A division bench of Justice Harish Tandon and Justice Prasenjit Biswas was hearing a woman’s appeal against the trial court’s decision to grant divorce in favour of her husband on the ground of cruelty and desertion.

“It appears that both are educated and if the wife decided to sell the property standing in her name without seeking approval or permission from the husband-respondent, it shall not constitute the cruelty,” the Court said.

The trial court in 2014 had held that there was a presumption that consideration for the purchased land was paid by the husband as the wife admittedly did not have any income.

The High Court said even if it is taken as truth, the property stood in the wife’s name.

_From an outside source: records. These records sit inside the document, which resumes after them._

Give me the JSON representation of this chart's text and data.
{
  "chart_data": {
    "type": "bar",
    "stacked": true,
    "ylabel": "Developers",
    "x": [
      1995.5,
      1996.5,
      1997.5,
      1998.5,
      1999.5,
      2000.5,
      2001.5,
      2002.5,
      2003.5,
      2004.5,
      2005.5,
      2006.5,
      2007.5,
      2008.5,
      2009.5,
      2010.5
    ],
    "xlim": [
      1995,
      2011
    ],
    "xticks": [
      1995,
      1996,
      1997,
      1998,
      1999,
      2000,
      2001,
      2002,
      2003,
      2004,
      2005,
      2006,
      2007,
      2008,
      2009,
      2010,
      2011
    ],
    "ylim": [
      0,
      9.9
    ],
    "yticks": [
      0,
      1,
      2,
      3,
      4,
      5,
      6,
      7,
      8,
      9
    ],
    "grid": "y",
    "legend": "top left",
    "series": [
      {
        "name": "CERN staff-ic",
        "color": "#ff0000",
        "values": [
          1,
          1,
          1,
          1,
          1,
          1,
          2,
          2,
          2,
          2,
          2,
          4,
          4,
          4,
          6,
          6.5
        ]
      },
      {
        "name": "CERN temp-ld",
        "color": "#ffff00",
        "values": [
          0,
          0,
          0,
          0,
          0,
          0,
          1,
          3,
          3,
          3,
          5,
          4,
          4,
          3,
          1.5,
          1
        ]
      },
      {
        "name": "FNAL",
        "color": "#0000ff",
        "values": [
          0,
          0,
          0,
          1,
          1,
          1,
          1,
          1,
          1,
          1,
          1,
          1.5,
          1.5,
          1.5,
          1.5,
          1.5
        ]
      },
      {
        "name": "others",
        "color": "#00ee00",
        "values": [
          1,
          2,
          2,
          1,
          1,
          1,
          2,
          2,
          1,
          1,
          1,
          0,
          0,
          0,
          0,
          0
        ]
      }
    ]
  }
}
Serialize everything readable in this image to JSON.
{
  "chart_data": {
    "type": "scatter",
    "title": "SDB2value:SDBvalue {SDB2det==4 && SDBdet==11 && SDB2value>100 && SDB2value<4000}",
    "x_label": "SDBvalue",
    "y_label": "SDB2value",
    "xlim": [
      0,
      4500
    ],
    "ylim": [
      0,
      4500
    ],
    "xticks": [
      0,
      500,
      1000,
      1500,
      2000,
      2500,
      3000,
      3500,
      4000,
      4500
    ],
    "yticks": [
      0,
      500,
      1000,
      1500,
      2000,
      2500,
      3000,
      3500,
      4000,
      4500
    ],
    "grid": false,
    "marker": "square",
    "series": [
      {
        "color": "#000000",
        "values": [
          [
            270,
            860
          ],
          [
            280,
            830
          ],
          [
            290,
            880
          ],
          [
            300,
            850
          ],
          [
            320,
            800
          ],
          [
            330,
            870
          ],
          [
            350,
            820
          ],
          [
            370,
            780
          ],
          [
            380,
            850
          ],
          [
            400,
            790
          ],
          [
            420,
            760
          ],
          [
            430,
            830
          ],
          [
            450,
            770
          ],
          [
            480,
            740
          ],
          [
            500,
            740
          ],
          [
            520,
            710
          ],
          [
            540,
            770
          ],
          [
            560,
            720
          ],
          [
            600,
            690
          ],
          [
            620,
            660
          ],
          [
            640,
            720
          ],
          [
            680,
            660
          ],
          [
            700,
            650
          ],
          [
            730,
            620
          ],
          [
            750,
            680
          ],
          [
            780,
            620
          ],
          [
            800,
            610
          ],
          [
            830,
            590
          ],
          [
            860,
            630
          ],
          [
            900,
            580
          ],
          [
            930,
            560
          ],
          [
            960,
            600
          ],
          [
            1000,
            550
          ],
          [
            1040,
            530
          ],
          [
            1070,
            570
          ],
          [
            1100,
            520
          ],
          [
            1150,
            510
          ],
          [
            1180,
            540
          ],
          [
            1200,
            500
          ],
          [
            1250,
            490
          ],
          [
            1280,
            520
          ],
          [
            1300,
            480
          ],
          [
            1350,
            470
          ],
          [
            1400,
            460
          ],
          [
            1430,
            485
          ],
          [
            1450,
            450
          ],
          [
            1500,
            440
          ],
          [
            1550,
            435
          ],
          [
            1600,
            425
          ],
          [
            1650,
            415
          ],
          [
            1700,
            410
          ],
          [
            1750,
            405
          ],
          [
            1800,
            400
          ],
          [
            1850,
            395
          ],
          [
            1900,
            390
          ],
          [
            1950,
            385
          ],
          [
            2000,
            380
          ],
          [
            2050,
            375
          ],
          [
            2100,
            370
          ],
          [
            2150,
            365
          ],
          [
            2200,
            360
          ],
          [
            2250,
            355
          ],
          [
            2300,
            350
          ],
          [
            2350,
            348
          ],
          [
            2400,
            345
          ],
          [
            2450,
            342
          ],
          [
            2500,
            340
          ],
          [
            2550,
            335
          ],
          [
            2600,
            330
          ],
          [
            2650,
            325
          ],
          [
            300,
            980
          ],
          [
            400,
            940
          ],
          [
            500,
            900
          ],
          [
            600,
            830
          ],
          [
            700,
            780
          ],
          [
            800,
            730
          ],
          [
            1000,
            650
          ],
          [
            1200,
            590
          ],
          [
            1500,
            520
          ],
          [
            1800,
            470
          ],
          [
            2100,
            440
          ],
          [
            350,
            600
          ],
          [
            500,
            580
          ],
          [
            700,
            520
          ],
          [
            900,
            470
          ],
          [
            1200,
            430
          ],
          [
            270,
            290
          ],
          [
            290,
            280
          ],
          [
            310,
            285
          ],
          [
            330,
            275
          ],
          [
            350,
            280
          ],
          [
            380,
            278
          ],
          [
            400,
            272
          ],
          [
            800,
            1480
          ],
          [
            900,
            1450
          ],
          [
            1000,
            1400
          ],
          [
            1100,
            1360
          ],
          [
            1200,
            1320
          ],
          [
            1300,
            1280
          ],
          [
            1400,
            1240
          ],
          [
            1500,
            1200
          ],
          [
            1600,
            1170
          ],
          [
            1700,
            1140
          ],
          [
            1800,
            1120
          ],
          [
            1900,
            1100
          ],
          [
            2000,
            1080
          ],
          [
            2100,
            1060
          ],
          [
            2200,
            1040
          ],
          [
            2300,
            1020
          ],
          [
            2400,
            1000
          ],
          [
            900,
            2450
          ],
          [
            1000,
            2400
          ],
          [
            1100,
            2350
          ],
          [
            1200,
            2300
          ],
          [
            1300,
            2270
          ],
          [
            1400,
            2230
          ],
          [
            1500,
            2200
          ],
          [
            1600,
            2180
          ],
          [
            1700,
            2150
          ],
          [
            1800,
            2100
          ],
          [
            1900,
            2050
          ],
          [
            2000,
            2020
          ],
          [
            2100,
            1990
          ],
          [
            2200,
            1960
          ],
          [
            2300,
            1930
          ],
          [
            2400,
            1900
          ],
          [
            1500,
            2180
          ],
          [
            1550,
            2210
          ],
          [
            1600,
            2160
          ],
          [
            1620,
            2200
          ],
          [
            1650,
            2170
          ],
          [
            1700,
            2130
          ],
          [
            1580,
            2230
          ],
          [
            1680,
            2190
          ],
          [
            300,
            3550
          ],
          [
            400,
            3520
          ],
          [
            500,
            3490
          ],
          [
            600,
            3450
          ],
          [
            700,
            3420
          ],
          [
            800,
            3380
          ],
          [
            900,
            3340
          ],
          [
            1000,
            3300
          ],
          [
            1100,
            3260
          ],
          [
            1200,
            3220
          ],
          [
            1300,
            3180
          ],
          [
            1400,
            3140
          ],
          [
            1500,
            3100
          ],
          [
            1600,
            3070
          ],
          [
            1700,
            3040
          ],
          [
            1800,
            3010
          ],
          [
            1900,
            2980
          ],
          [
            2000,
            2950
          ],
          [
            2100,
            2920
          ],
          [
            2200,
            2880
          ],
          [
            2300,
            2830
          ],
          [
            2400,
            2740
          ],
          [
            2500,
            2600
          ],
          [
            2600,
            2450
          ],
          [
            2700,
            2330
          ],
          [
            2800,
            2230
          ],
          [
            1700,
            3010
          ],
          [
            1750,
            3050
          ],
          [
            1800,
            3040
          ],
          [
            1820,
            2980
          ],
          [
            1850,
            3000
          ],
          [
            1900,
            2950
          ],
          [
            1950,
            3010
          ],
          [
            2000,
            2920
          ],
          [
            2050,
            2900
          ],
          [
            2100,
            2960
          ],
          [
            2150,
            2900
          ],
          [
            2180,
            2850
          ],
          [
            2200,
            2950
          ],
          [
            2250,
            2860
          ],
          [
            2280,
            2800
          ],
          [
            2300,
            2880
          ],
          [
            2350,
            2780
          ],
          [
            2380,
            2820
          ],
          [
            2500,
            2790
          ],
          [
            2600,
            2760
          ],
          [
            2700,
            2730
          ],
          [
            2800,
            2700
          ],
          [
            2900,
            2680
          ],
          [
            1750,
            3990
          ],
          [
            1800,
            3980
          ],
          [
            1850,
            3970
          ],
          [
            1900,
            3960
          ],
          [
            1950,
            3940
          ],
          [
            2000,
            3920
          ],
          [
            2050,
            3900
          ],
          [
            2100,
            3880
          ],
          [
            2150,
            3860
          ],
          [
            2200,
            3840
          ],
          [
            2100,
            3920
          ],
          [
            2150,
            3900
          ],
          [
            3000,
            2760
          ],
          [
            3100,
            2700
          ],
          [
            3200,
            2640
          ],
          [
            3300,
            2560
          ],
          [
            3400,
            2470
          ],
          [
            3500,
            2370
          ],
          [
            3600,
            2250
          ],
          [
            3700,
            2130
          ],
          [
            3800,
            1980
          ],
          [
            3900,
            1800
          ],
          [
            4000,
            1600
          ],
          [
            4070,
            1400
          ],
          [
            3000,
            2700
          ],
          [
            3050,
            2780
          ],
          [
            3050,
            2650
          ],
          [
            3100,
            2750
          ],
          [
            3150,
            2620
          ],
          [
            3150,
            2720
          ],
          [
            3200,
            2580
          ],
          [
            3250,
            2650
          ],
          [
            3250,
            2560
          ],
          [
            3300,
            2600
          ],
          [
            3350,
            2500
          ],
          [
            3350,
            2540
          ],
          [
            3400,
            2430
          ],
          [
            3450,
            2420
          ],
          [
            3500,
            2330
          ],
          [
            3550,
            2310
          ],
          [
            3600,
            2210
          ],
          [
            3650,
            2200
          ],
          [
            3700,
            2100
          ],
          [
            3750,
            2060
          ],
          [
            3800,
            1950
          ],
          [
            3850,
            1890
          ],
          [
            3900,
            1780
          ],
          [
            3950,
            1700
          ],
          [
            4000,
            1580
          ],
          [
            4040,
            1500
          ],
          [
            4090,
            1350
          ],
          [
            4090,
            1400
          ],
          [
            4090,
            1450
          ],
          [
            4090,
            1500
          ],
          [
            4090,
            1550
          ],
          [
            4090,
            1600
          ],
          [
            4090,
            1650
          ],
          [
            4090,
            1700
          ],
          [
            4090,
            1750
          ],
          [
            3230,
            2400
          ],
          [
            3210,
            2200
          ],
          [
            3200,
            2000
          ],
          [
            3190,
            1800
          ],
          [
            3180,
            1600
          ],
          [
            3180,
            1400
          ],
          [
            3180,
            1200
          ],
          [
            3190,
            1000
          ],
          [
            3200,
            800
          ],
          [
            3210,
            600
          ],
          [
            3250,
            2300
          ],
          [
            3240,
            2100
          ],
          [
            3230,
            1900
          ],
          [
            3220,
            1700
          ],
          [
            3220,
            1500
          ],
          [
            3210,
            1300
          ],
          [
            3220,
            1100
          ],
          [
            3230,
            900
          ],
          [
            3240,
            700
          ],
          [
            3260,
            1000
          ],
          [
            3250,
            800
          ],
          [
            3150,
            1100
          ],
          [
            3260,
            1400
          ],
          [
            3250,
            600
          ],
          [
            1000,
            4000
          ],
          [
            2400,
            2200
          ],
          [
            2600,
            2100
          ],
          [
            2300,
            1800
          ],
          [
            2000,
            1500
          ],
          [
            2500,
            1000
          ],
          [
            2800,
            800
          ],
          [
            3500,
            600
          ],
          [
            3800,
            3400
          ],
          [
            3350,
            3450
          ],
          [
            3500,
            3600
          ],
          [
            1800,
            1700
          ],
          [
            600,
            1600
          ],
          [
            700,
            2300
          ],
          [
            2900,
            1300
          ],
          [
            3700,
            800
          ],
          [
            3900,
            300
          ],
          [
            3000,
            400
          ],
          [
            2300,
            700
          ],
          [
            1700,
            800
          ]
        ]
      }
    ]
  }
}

“The wife cannot be regarded as a property of the husband nor she is expected to seek any permission from the husband to do any act or a thing which she decided to do in her life,” it added.

The Court said that if the husband can sell the property without the wife’s approval, then the property standing in the name of the wife can be sold by her without his permission.

“We have to eradicate the mindset of gender inequality and therefore the finding of the judge in the trial court is unacceptable and untenable,” it said

The Court also observed that dominance of men over women is not acceptable to the present society “nor the framers of our Constitution ever inculcated such sense.”

On the trial court’s finding that the withdrawal of money by the wife from the joint bank account held with the father-in- law after his death constitutes cruelty, the High Court said it was far-fetched and untenable.

In fact, the High Court said that the trial court ought to have considered it from a different angle because the father-in-law reposing confidence in daughter-in-law by opening joint bank account with her destroys the allegations by the husband that the wife was indifferent and quarrelsome within 15 days of marriage.

It also rejected the trial court’s finding that the couple were unhappy since the inception of marriage.

“Within two years of marriage the parties were blessed with the daughter and, therefore, it cannot be said that since the inception of the marriage they were not happy,” it stated.

While rejecting the allegation of desertion against the wife, the Court noted that parties have been living in the same house but in separate rooms.

Taking into account the wife’s assertion that she wanted to restore the relationship, the Court said even though the couple have not established the co-habitation since 2003, the evidence reveals that the husband did not intend to cohabit with the wife.

“We find that the judgement and decree passed by the Trial Court cannot be sustained,” the Court said while setting aside the divorce decree in the case dating back to 2007.

Advocate Chandreyi Alam represented the appellant.

Advocate Saurav Chaudhuri represented the defendant.